The primary study endpoint is PSA-complete response defined as the percentage of patients with PSA < 0.2 ng/mL at 12 months of therapy. Secondary endpoints include PSA response and time to development of castration resistant disease, the correlation between molecular and transcriptomic signatures with antitumor activity, the effect of enzalutamide and ADT on DNA repair function, and the safety and tolerability of the combination treatment approach. This trial was opened to accrual in July 2020 at 9 sites in Spain. As of December 2021, 48 patients have been enrolled and are receiving study treatment of a targeted 54 participants.

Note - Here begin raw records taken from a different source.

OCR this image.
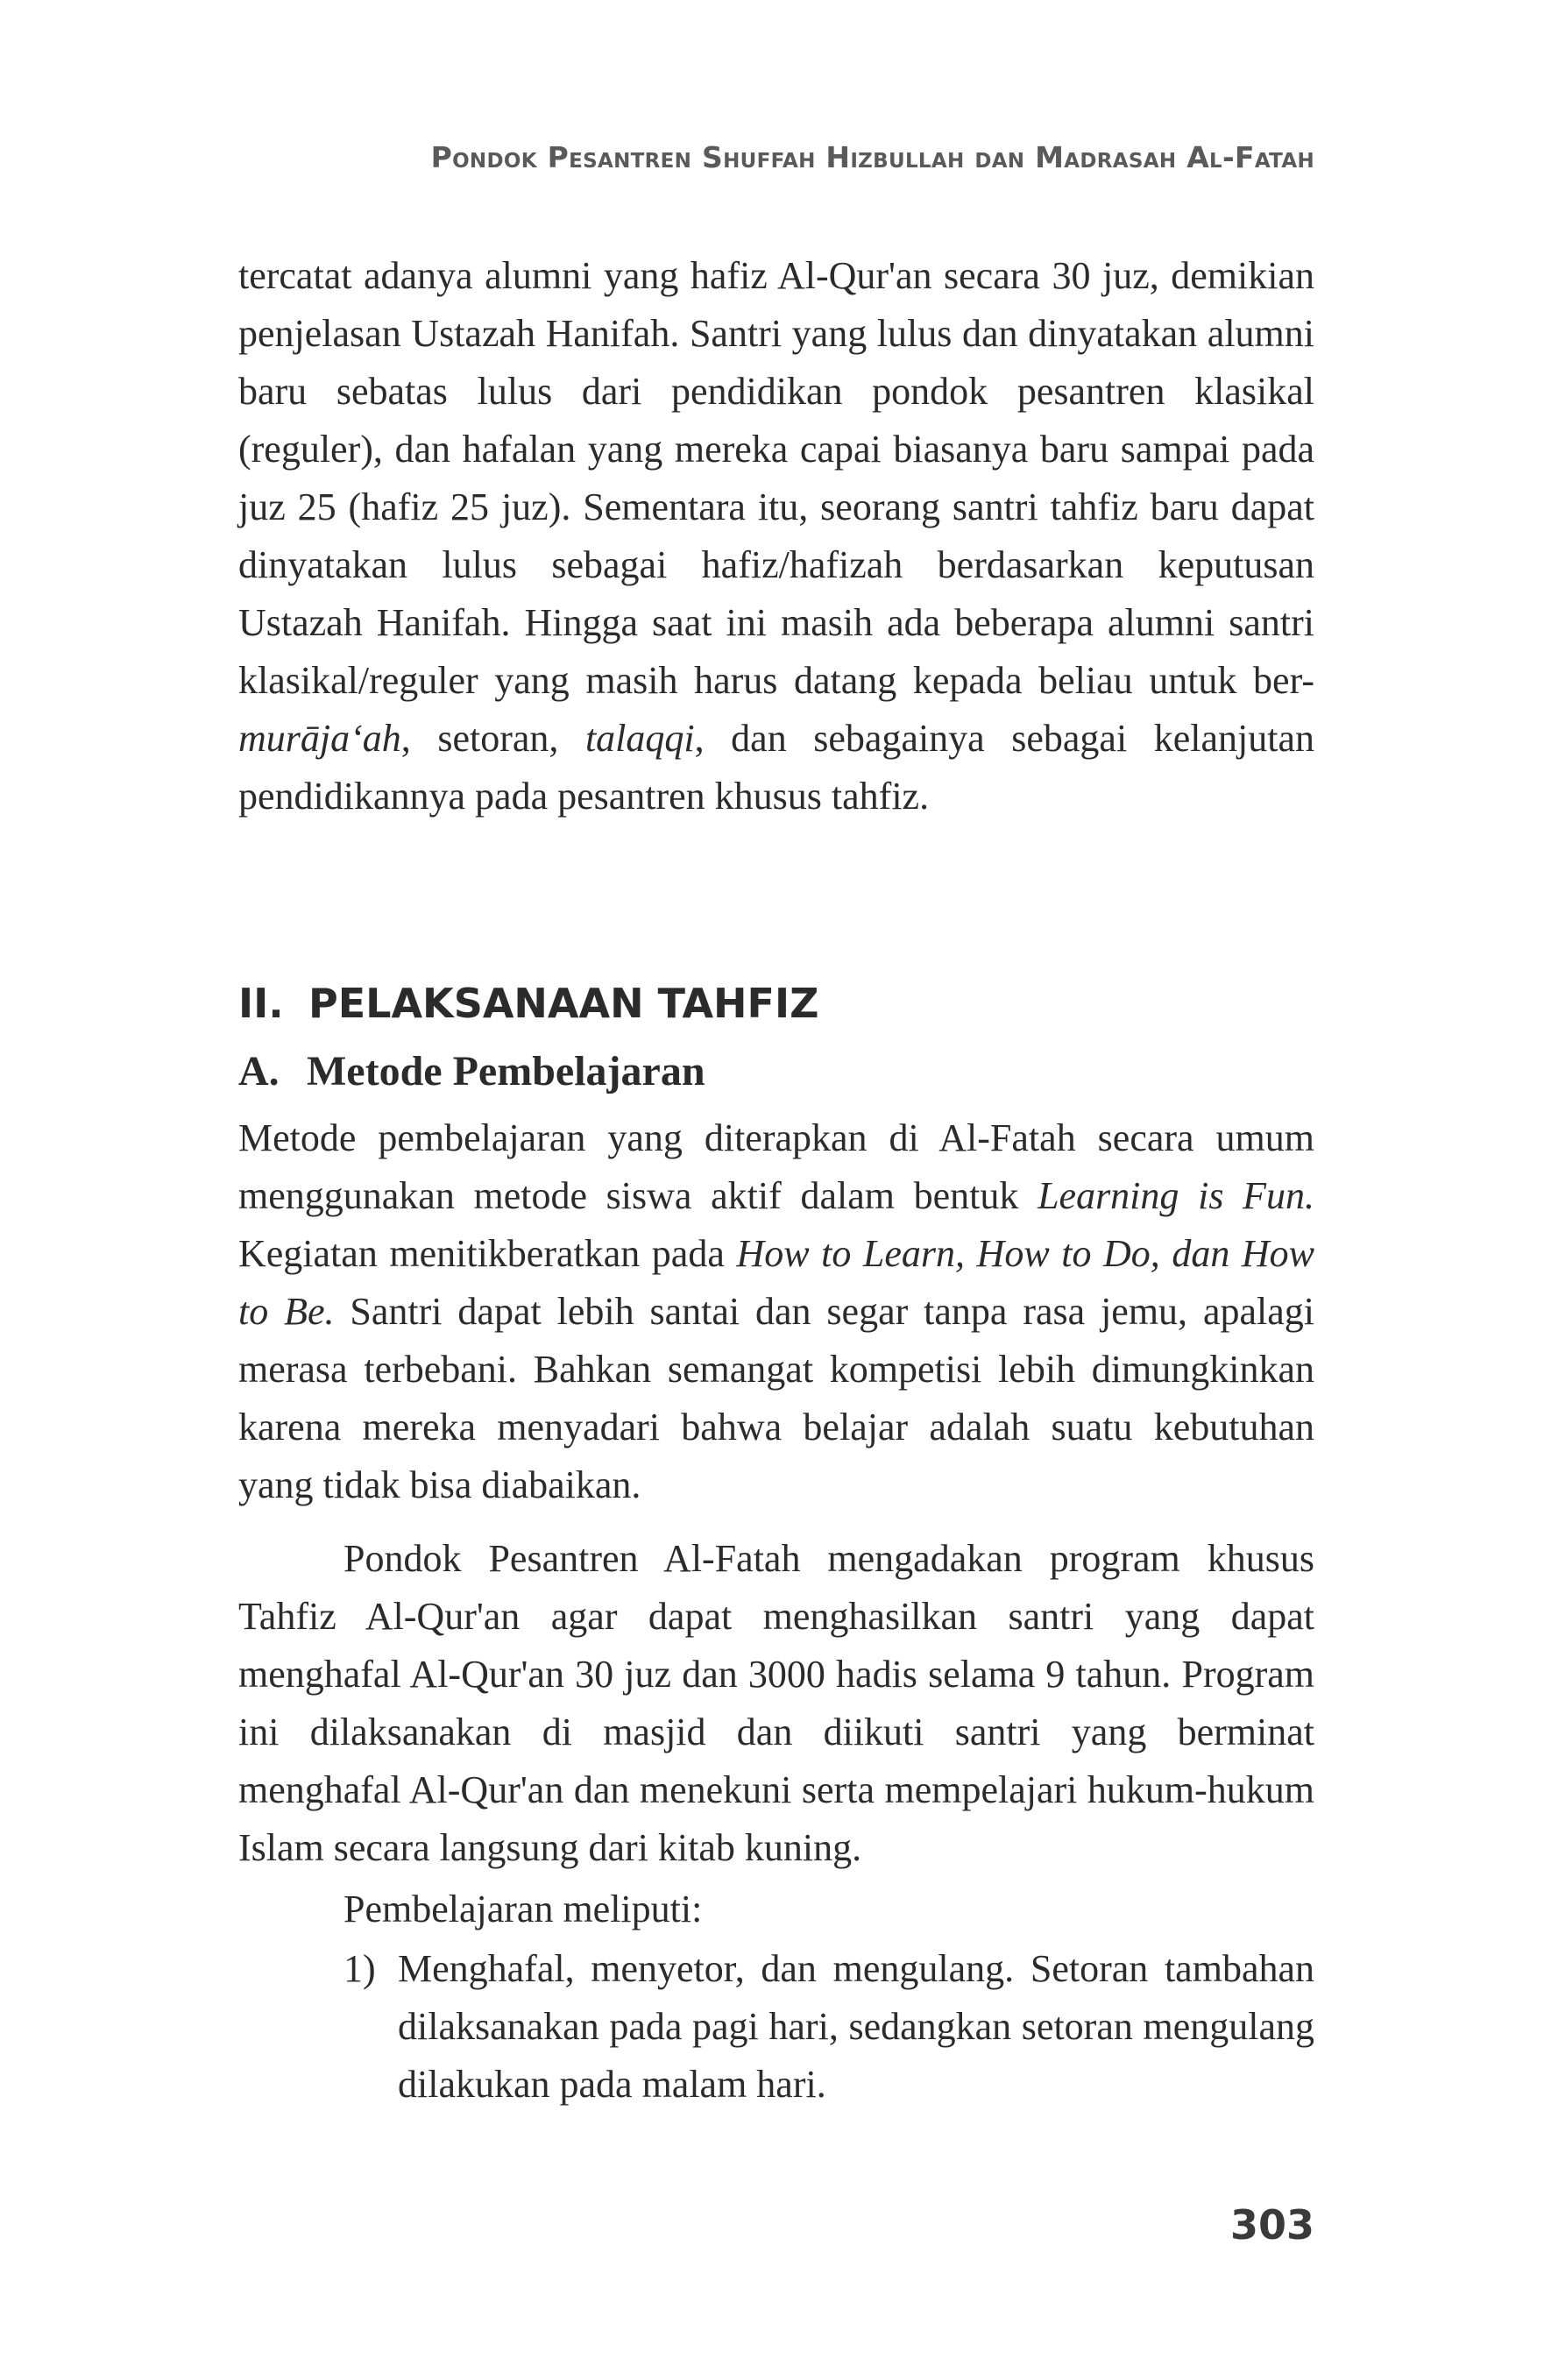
Pondok Pesantren Shuffah Hizbullah dan Madrasah Al-Fatah

tercatat adanya alumni yang hafiz Al-Qur'an secara 30 juz, demikian penjelasan Ustazah Hanifah. Santri yang lulus dan dinyatakan alumni baru sebatas lulus dari pendidikan pondok pesantren klasikal (reguler), dan hafalan yang mereka capai biasanya baru sampai pada juz 25 (hafiz 25 juz). Sementara itu, seorang santri tahfiz baru dapat dinyatakan lulus sebagai hafiz/hafizah berdasarkan keputusan Ustazah Hanifah. Hingga saat ini masih ada beberapa alumni santri klasikal/reguler yang masih harus datang kepada beliau untuk ber-murāja‘ah, setoran, talaqqi, dan sebagainya sebagai kelanjutan pendidikannya pada pesantren khusus tahfiz.

II. PELAKSANAAN TAHFIZ
A. Metode Pembelajaran

Metode pembelajaran yang diterapkan di Al-Fatah secara umum menggunakan metode siswa aktif dalam bentuk Learning is Fun. Kegiatan menitikberatkan pada How to Learn, How to Do, dan How to Be. Santri dapat lebih santai dan segar tanpa rasa jemu, apalagi merasa terbebani. Bahkan semangat kompetisi lebih dimungkinkan karena mereka menyadari bahwa belajar adalah suatu kebutuhan yang tidak bisa diabaikan.

Pondok Pesantren Al-Fatah mengadakan program khusus Tahfiz Al-Qur'an agar dapat menghasilkan santri yang dapat menghafal Al-Qur'an 30 juz dan 3000 hadis selama 9 tahun. Program ini dilaksanakan di masjid dan diikuti santri yang berminat menghafal Al-Qur'an dan menekuni serta mempelajari hukum-hukum Islam secara langsung dari kitab kuning.
Pembelajaran meliputi:
1) Menghafal, menyetor, dan mengulang. Setoran tambahan dilaksanakan pada pagi hari, sedangkan setoran mengulang dilakukan pada malam hari.
303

Finally, the SAABR trial is a single arm phase II trial that will evaluate abiraterone + atezolizumab + GnRH analog with SBRT in patients with mHSPC. Preclinical studies have shown that SBRT can induce an immunogenic effect through enhanced expression of the PD-L1 protein on tumor and immune cells. Furthermore, outcomes in subjects with locally advanced disease enrolled on STAMPEDE suggest that prostate radiation therapy may be associated with a reduction in treatment failure. Atezolizumab will be administered to men with newly diagnosed mHSPC by IV infusion (1200 mg IV over 60 minutes every 3 weeks) followed after Cycle 1 by abiraterone acetate (1000 mg PO every day with prednisone 5 mg daily), ADT (GnRH analog), and SBRT (7.25-7.50 Gy x 5 fractions to prostate and seminal vesicles every other day starting at Cycle 5 Day 1 ± 5 days) until unacceptable toxicity, protocol defined progression, or 2 years of treatment. Atezolizumab will be continued for a maximum of 2 years. Continuation of abiraterone acetate and ADT beyond 2 years is at the discretion of the treating physician per local standard of care. The study schema for SAABR is as follows:

The primary objective is failure-free rate at 2 years, with failure defined as biochemical failure, radiographic progression, or death from any cause. Secondary objectives include symptomatic skeletal events defined as a symptomatic fracture (surgery or radiation to the bone or spinal cord compression), prostate cancer specific survival, OS, and safety/tolerability.


Network meta-analyses and real-world observations provide some clarity as to the preferred treatment choice for men with mHSPC. The recent FDA approved triplet therapy of ADT + docetaxel + darolutamide on August 5, 2022, is sure to generate an uptake of real-world evidence in the coming years, but there is concern for a significant portion of patients not receiving any treatment intensification outside of a clinical trial setting. As we move forward into the triplet therapy era, further work understanding a lack of treatment intensification is necessary.